Now, as for sewing another scapular on it, I have not heard specifically,
but it would seem to me that just as a religious might sew another
scapular inside his habit, out of view but yet always there, so to speak,
so too a layman might be able to sew another scapular to his Brown
Scapular. I'm not answering the question because I have not been given
the answer, but I'm just putting 2 and 2 together here. Also, as another
member, Luker, said, above, the great Fr. Girouard hung a Miraculous
Medal on Luker's Brown Scapular and told him to "keep it there." Now,
I don't have to wonder, for if the great Fr. Girouard said that, the issue
is therefore no longer open to debate, IMHO. Also, consider how not
a few Brown Scapulars come with A) a St. Benedict Medal clipped to
one strand and B) a crucifix clipped to the other strand, such that you
then DO need to have your Scapular blessed -- not for the scapular, but
for the two medals attached! The Crucifix can be blessed with a
regular blessing, or that is, the standard blessing for crucifixes, but the
St. Benedict Medal is a horse of a different color.
I already have 6 paragraphs here, and adequate description of the
ominous St. Benedict Medal would need at LEAST another 6 paragraphs.
I recently was privileged to hear a sermon where the priest spent about
half the time talking only about the power, signification, history, efficacy,
usefulness, blessing and appropriateness of this one particular medal for
Catholics today. I would like to only mention one testimony that I was
given by a friend. She was working a booth for a pro-life rally and they
had set up the booth carefully placing one properly blessed St. Benedict
Medal in each corner of the booth (the blessing is very important, for
this Medal has a unique blessing that even requires a unique faculty for
the priest to bless it - which means that there are many priests who do
not have this faculty, and even if the WANT to bless a St.

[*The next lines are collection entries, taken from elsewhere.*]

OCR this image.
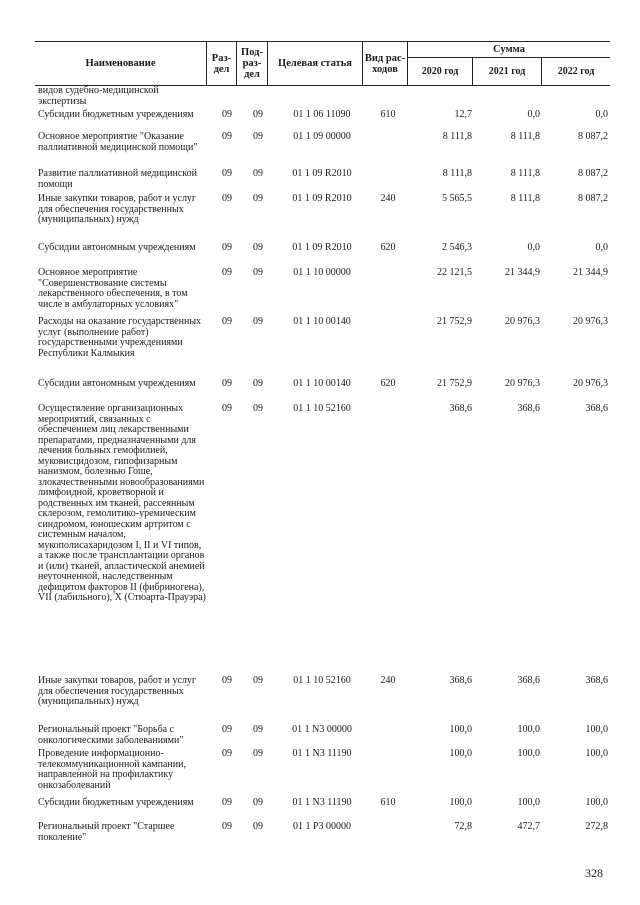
Наименование	Раз- дел
Под- раз- дел
Целевая статья	Вид рас- ходов
Сумма
2020 год	2021 год	2022 год
видов судебно-медицинской экспертизы
Субсидии бюджетным учреждениям	09	09	01 1 06 11090	610	12,7	0,0	0,0
Основное мероприятие "Оказание паллиативной медицинской помощи"
09	09	01 1 09 00000	8 111,8	8 111,8	8 087,2
Развитие паллиативной медицинской помощи
09	09	01 1 09 R2010	8 111,8	8 111,8	8 087,2
Иные закупки товаров, работ и услуг для обеспечения государственных (муниципальных) нужд
09	09	01 1 09 R2010	240	5 565,5	8 111,8	8 087,2
Субсидии автономным учреждениям	09	09	01 1 09 R2010	620	2 546,3	0,0	0,0
Основное мероприятие "Совершенствование системы лекарственного обеспечения, в том числе в амбулаторных условиях"
09	09	01 1 10 00000	22 121,5	21 344,9	21 344,9
Расходы на оказание государственных услуг (выполнение работ) государственными учреждениями Республики Калмыкия
09	09	01 1 10 00140	21 752,9	20 976,3	20 976,3
Субсидии автономным учреждениям	09	09	01 1 10 00140	620	21 752,9	20 976,3	20 976,3
Осуществление организационных мероприятий, связанных с обеспечением лиц лекарственными препаратами, предназначенными для лечения больных гемофилией, муковисцидозом, гипофизарным нанизмом, болезнью Гоше, злокачественными новообразованиями лимфоидной, кроветворной и родственных им тканей, рассеянным склерозом, гемолитико-уремическим синдромом, юношеским артритом с системным началом, мукополисахаридозом I, II и VI типов, а также после трансплантации органов и (или) тканей, апластической анемией неуточненной, наследственным дефицитом факторов II (фибриногена), VII (лабильного), X (Стюарта-Прауэра)
09	09	01 1 10 52160	368,6	368,6	368,6
Иные закупки товаров, работ и услуг для обеспечения государственных (муниципальных) нужд
09	09	01 1 10 52160	240	368,6	368,6	368,6
Региональный проект "Борьба с онкологическими заболеваниями"
09	09	01 1 N3 00000	100,0	100,0	100,0
Проведение информационно-телекоммуникационной кампании, направленной на профилактику онкозаболеваний
09	09	01 1 N3 11190	100,0	100,0	100,0
Субсидии бюджетным учреждениям	09	09	01 1 N3 11190	610	100,0	100,0	100,0
Региональный проект "Старшее поколение"
09	09	01 1 P3 00000	72,8	472,7	272,8
328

Benedict
Medal and use the proper formula, they cannot effect the unique blessing
until such time as they would obtain the faculty, which is independent of
their priestly ordination).
During the course of the event, a pair of
obviously ɧoɱosɛҳųαƖ men approached the booth, but when they came
close to the line that would be as if a string were taut between the two
Medals placed in the front of the booth, these two Sodomites seemed
to BUMP INTO A WALL! They appeared to be put off by this, when they
physically bounced backward, so then they approached again, and the
same thing happened. Neither were they able to reach their hands or
any part of their bodies past this invisible force field, as it were. They
stood there and had a brief, polite conversation with the booth attendants,
if though not a bit bewildered, and then they walked away. This
phenomenon did not happen to any other visitors that day to the booth,
only to those two men.
The purpose of my telling this story is to show that there is real evidence
that the St. Benedict Medal is a formidable reality against which the devil
has no power.
En Espanol, el nombre es San Benito - Ruega por nosotros.